HPCC Systems can process, analyze, and find links and associations in high volumes of complex data significantly faster and more accurately than current technology systems. The platform scales linearly from tens to thousands of nodes handling petabytes of data and supporting millions of transactions per minute. HPCC Systems is comprised of a single architecture, a consistent data-centric programming language, and two processing platforms: the Thor Data Refinery Cluster and the Roxie Rapid Data Delivery Cluster.

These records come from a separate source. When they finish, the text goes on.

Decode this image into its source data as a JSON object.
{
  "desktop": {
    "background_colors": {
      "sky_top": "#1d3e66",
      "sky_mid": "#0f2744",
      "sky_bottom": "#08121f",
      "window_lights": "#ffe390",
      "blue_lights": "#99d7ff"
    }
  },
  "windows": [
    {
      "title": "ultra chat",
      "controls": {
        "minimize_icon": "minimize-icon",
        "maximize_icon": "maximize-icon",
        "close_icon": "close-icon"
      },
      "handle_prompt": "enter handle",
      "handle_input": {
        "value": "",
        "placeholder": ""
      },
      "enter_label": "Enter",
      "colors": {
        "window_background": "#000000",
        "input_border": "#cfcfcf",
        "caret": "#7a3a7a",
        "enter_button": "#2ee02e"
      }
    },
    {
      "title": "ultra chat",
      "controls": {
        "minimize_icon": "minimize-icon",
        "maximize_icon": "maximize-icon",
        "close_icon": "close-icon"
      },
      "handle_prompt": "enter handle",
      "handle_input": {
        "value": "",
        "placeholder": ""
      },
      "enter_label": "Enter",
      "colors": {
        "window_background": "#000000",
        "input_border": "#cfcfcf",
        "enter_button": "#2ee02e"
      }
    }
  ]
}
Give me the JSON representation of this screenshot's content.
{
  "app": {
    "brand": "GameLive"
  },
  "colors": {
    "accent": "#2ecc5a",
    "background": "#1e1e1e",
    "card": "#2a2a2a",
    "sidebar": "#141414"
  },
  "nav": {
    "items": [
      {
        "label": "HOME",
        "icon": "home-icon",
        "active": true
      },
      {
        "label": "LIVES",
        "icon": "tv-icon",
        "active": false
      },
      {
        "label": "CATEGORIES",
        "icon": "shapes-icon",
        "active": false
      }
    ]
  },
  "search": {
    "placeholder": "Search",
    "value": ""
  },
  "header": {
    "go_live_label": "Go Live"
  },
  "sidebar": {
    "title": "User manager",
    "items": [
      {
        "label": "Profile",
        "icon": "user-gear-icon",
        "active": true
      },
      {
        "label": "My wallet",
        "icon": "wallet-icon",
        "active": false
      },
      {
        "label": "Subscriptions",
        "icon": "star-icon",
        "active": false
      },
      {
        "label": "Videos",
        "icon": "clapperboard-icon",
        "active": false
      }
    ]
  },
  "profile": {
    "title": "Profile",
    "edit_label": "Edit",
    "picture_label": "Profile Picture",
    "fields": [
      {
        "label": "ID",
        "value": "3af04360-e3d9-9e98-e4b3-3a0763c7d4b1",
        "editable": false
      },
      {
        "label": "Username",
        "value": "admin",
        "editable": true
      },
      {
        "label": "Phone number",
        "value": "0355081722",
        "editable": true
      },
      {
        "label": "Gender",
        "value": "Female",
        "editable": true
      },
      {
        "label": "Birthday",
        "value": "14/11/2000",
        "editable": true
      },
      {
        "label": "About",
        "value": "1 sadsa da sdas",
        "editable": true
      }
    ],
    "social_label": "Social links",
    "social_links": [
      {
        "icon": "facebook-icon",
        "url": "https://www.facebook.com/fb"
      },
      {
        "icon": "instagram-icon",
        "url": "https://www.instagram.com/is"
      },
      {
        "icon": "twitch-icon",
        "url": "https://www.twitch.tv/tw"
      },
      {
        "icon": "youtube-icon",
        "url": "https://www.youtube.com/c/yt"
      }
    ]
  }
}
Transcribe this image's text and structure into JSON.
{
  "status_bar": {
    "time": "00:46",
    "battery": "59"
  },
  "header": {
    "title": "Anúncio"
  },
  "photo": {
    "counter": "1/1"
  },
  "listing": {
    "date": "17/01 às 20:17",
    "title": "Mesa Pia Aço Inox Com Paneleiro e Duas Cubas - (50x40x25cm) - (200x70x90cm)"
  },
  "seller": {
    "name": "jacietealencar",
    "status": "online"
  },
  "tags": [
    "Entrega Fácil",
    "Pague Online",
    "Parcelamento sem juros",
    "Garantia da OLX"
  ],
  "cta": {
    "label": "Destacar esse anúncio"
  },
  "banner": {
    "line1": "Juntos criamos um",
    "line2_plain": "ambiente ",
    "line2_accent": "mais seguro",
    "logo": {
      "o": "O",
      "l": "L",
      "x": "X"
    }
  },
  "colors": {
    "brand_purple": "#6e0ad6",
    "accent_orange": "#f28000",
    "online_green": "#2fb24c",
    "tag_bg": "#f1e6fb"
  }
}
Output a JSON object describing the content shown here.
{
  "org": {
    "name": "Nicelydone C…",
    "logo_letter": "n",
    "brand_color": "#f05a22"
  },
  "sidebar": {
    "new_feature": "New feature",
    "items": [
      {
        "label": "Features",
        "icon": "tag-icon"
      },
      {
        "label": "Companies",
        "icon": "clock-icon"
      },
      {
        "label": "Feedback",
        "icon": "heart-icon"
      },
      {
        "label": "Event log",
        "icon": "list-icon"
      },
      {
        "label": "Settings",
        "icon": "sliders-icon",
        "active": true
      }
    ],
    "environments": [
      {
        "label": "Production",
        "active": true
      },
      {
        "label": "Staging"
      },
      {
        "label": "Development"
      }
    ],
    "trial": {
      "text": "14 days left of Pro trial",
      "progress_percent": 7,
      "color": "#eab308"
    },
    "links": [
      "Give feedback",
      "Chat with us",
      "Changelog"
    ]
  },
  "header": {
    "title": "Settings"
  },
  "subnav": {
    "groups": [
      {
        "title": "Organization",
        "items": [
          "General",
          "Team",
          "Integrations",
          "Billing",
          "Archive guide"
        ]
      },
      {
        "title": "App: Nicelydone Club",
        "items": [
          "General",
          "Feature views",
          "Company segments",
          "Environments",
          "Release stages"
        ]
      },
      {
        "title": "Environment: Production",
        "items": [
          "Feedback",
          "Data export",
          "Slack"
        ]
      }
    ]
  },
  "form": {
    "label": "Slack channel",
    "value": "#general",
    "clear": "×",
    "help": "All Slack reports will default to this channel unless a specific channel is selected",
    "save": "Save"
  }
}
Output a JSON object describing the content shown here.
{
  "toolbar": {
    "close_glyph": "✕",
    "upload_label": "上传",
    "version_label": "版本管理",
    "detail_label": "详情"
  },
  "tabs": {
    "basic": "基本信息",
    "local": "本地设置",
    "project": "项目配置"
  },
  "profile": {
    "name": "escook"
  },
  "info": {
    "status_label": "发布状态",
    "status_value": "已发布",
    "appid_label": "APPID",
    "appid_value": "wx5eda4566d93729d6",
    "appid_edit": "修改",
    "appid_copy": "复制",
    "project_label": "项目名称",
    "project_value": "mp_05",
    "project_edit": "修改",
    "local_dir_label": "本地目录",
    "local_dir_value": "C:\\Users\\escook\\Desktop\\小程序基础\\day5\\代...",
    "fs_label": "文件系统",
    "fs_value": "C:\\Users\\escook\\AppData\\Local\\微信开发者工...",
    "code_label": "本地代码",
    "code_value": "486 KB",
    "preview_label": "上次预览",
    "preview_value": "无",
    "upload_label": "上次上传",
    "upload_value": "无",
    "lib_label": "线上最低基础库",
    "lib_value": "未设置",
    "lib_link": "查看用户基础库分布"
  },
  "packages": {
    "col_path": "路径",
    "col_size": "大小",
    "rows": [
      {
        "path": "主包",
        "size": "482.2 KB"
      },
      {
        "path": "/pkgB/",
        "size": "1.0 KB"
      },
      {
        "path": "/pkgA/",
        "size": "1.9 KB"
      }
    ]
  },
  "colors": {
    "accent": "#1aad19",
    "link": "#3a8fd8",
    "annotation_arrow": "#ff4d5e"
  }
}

The core of the technology platform is the Enterprise Control Language (ECL), which is a declarative, data-centric programming language optimized for large-scale data management and query processing. The expressiveness of the language provides for increased productivity by enabling data analysts and developers to define “what” they want to do with their data instead of giving the system step-by-step instructions. As a result, developers can express complex queries and transformations with less programming time and fewer lines of code than other conventional programming languages. ECL specifications will be released under a Creative Commons license, which makes it easy for third parties to use, implement and contribute to the language.
The Thor Data Refinery Cluster is responsible for ingesting vast amounts of data, transforming, linking and indexing that data, with parallel processing power spread across the nodes. The Roxie Rapid Data Delivery Cluster provides highly scalable, high-performance online query processing and data warehouse capabilities.